Conceptualisation was done by Zhenxing Jiang, Yinghao Cao, Lizhao Yan, and Shenghe Deng. Acquisition of data, analysis, and interpretation of data were done by Junnan Gu, Le Qin, Fuwei Mao, Yifan Xue, Fumei Shang, and Wentai Cai. Writing—original draft—was done by Zhenxing Jiang, Shenghe Deng, Junnan Gu, and Le Qin. Writing—review and editing—was done by all authors. Supervision was done by Ke Wu, Kailin Cai, Xiu Nie, Hongli Liu, Kaixiong Tao, and Jiliang Wang. Zhenxing Jiang, Lizhao Yan, and Shenghe Deng contributed equally to this work.

Acknowledgments

This study was supported by the National Natural Science Foundation of China (grant number 82170678), Hubei Province Key Research and Development Program of China (Science and Technology Innovation Special Project) (grant number 2021BAA04 4), and Wuhan Strong Magnetic Field Interdisciplinary Fund (grant number WHMF202113). We thank Lizhao Yan for the support of statistical analysis.

Supplementary Materials

Supplementary 1. Analytical diagram of the percentage of the situation within each variable.
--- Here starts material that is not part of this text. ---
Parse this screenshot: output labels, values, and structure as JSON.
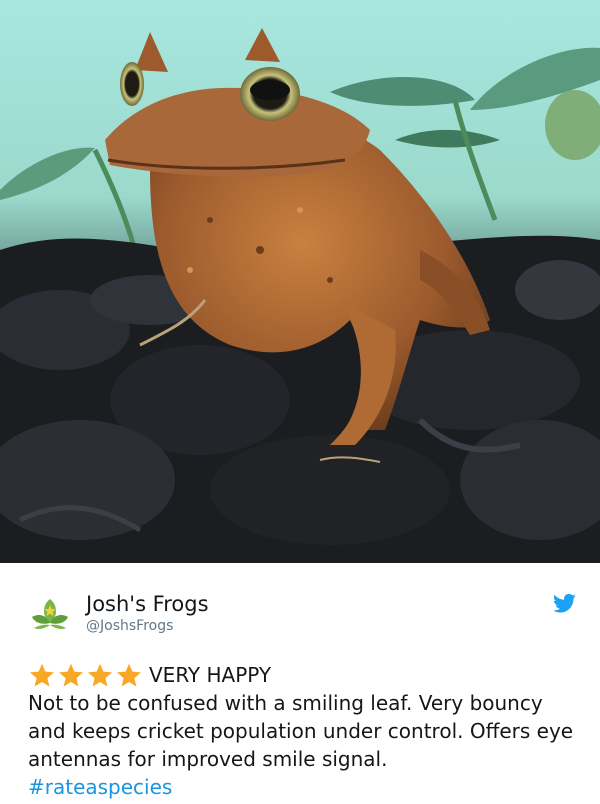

We performed a statistical analysis of the individual signs of the included patients, which is presented in the form of a bar chart that clearly shows the proportion of the number of patients for each variable.

Supplementary 2. Display of variable coefficients in logistic regression model. For the logistic regression model, the coefficients assigned to each feature were recorded.

Supplementary 3. LASSO regression feature filtering. LASSO (least absolute shrinkage and selection operator) regression based on five times tenfold cross-validation was used for feature selection.